Sex toys and stuffed animals were among the most unusual objects targeted by light-fingered hotel guests in the UK this year, according to research.
Light fittings, televisions and bed linen have also been stolen from British establishments in 2009, proving that toiletries and towels are not the only items coveted by some hotel guests.
Staff at Birmingham's Hotel du Vin revealed how one inebriated would-be thief was caught attempting to remove the stuffed head of a wild boar, which had previously been mounted in the billiard room.
“He was rather embarrassed and worse-for-wear,” said Adam Thompson, a manager at the hotel. “A few weeks later some of his friends came back and bought the object from us as a wedding present for him – we donated the money to charity.”
The Residence in Bath, formerly a boutique hotel and now self-catering apartments, reported another unusual item that often went missing.
“Beyond the usual things, such as shampoos and bath towels, the most frequently stolen items were our sex toys,” said a member of staff.
Staff at another hotel in Bath recalled that a guest had stolen one of the light fittings in the floor, while one former Forte Posthouse hotel reported that a couple had stolen all the almost the entire contents of their room, including the carpet, curtains, kettle, bedding and even the toilet seat. They had allegedly parked their car underneath the room's ground floor window and passed the items through.
Even the glamour-free world of Travelodge is not immune to passing kleptomaniacs. A survey by the budget hotel chain revealed that their towels, drinking glasses, bathrobes and ornaments are their most frequently stolen objects.
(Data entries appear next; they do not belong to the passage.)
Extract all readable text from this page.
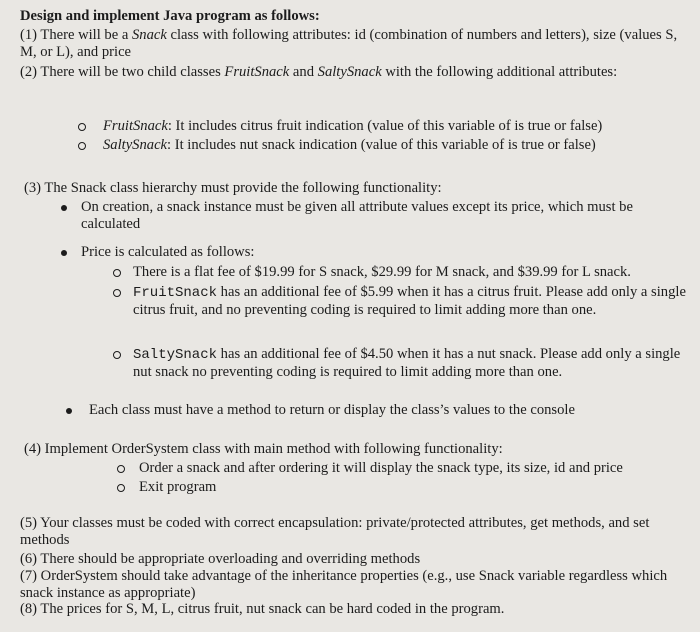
Design and implement Java program as follows:
(1) There will be a Snack class with following attributes: id (combination of numbers and letters), size (values S, M, or L), and price
(2) There will be two child classes FruitSnack and SaltySnack with the following additional attributes:
FruitSnack: It includes citrus fruit indication (value of this variable of is true or false)
SaltySnack: It includes nut snack indication (value of this variable of is true or false)
(3) The Snack class hierarchy must provide the following functionality:
On creation, a snack instance must be given all attribute values except its price, which must be calculated
Price is calculated as follows:
There is a flat fee of $19.99 for S snack, $29.99 for M snack, and $39.99 for L snack.
FruitSnack has an additional fee of $5.99 when it has a citrus fruit. Please add only a single citrus fruit, and no preventing coding is required to limit adding more than one.
SaltySnack has an additional fee of $4.50 when it has a nut snack. Please add only a single nut snack no preventing coding is required to limit adding more than one.
Each class must have a method to return or display the class’s values to the console
(4) Implement OrderSystem class with main method with following functionality:
Order a snack and after ordering it will display the snack type, its size, id and price
Exit program
(5) Your classes must be coded with correct encapsulation: private/protected attributes, get methods, and set methods
(6) There should be appropriate overloading and overriding methods
(7) OrderSystem should take advantage of the inheritance properties (e.g., use Snack variable regardless which snack instance as appropriate)
(8) The prices for S, M, L, citrus fruit, nut snack can be hard coded in the program.
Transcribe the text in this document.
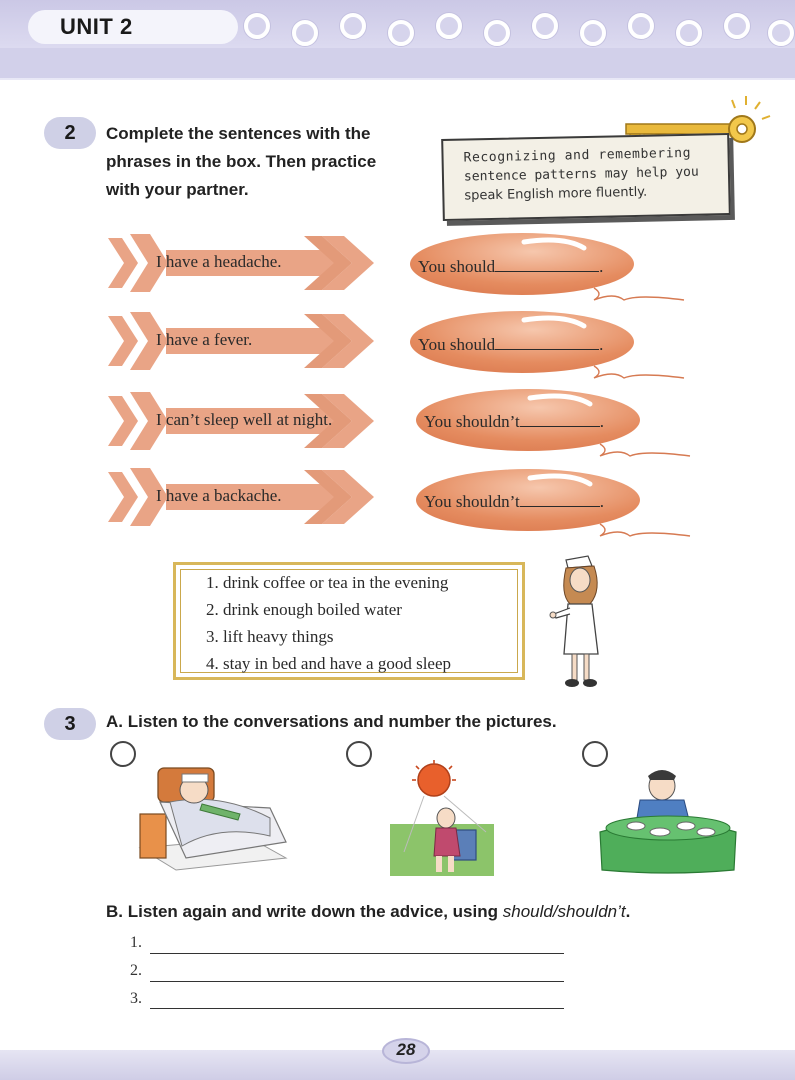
UNIT 2
2	Complete the sentences with the
phrases in the box. Then practice
with your partner.
Recognizing and remembering
sentence patterns may help you
speak English more fluently.
I have a headache.
I have a fever.
I can’t sleep well at night.
I have a backache.
You should	.
You should	.
You shouldn’t	.
You shouldn’t	.
1. drink coffee or tea in the evening
2. drink enough boiled water
3. lift heavy things
4. stay in bed and have a good sleep
3	A. Listen to the conversations and number the pictures.
B. Listen again and write down the advice, using should/shouldn’t.
1.
2.
3.
28
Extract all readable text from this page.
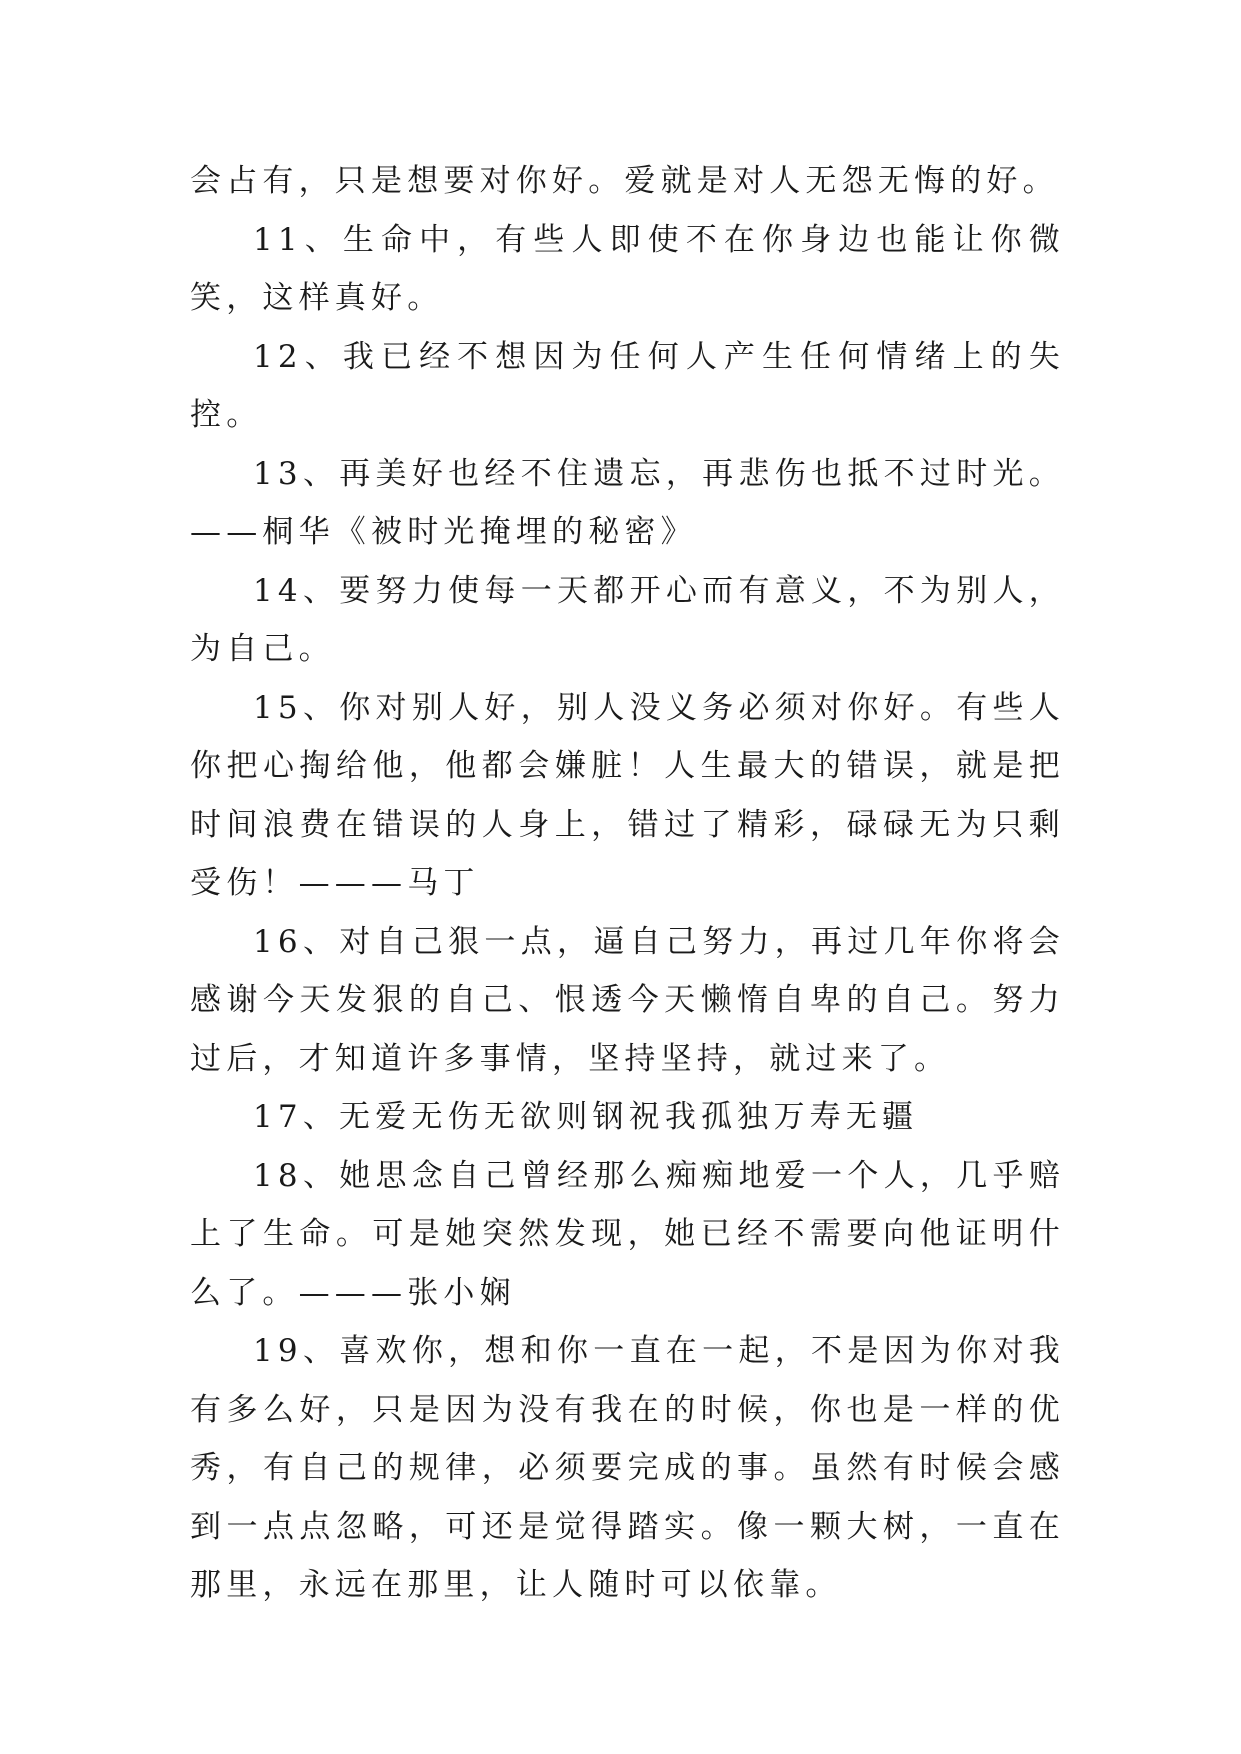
会占有，只是想要对你好。爱就是对人无怨无悔的好。

11、生命中，有些人即使不在你身边也能让你微笑，这样真好。

12、我已经不想因为任何人产生任何情绪上的失控。

13、再美好也经不住遗忘，再悲伤也抵不过时光。——桐华《被时光掩埋的秘密》

14、要努力使每一天都开心而有意义，不为别人，为自己。

15、你对别人好，别人没义务必须对你好。有些人你把心掏给他，他都会嫌脏！人生最大的错误，就是把时间浪费在错误的人身上，错过了精彩，碌碌无为只剩受伤！———马丁

16、对自己狠一点，逼自己努力，再过几年你将会感谢今天发狠的自己、恨透今天懒惰自卑的自己。努力过后，才知道许多事情，坚持坚持，就过来了。

17、无爱无伤无欲则钢祝我孤独万寿无疆

18、她思念自己曾经那么痴痴地爱一个人，几乎赔上了生命。可是她突然发现，她已经不需要向他证明什么了。———张小娴

19、喜欢你，想和你一直在一起，不是因为你对我有多么好，只是因为没有我在的时候，你也是一样的优秀，有自己的规律，必须要完成的事。虽然有时候会感到一点点忽略，可还是觉得踏实。像一颗大树，一直在那里，永远在那里，让人随时可以依靠。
In a poll carried out by London's Telegraph, 37 per cent of respondents admitted having taken something from their hotel room.
Weirdest things stolen from hotel rooms
Colin Bennett, a former general manager for the Starwood Hotel Group, recalled the most brazen theft he encountered during nearly 20 years in the business: "As soon as I walked into the lobby of one hotel," he said, "I immediately realised something was missing - but I couldn't put my finger on it. It transpired that three people had strolled into reception, dressed in overalls, and had wheeled the grand piano out of the hotel and down the street, never to be seen again."
Other seemingly immovable objects Bennett remembered being taken included overhead projectors and innumerable televisions.
"Looking back over the CCTV footage, we would see a guest walk through a busy reception struggling under the weight of a television set, yet no one would bat an eyelid," he said.
At the Hotel du Vin in Birmingham, one tired and emotional guest was caught trying to pilfer a mounted boar's head from the hotel's billiard room. Some weeks later, friends of the embarrassed would-be thief purchased the stuffed head from the hotel to present to him as a wedding gift.
The Residence in Bath, once offered kinky accessories - at a price - to adventurous travellers. These would often get nicked. "I would call them up to explain that they had been caught. A rather long silence would inevitably follow," a staff member said.
The glamour-free world of Travelodge - where televisions and hairdryers are often nailed to the wall for safe keeping - is not immune to passing kleptomaniacs. A survey by the no-frills hotel chain found that thousands of Britons have made off with sections of carpet, light fittings, mirrors and even curtains.
At the Franklin Hotel in Knightsbridge, one guest decided to unscrew the number from their door. "We only noticed it had gone missing when the next guest was found wandering up and down the corridor looking for his room," general manager Karen Marchant was reported to have said.
A regular guest at the same hotel helped himself to an entire dinner service - one piece at a time - over a period of several months.
Two busts are said to have disappeared from outside the entrance to the Chesterfield Hotel in Mayfair. They were returned the following morning in the back of a black cab.
At the Sheraton Park Tower, management are said to frequently spend a fortune on fresh flowers each week to replace those that go missing.
According to a survey by Caterer and Hotelkeeper magazine, other items to have been relieved from British hotels include a medieval sword, door hinges and a 4ft wooden bear.
One incident even saw a hotel owner's pet dog stolen, according to the survey.
Other thefts reported over the years include chandeliers (taken from Hong Kong's Shangri-La), an entire minibar (the old Parkroyal Kuala Lumpur), showerheads (the old Crowne Plaza Bangkok) and a $300,000 Andy Warhol artwork (Hong Kong's W Hotel).
Thieves across in the US have really upped the ante when it comes to audacious appropriation. One gentleman staying at the famous Four Seasons Beverly Wilshire Hotel - which featured in the film Pretty Woman - is alleged to have taken the entire marble fireplace.
Finally, and perhaps most barefaced of all, a couple staying at an American Holiday Inn specifically requested a room near the car park. They then proceeded to empty the entire contents of said room (bed, furniture, the lot) into their handily-parked U-Haul.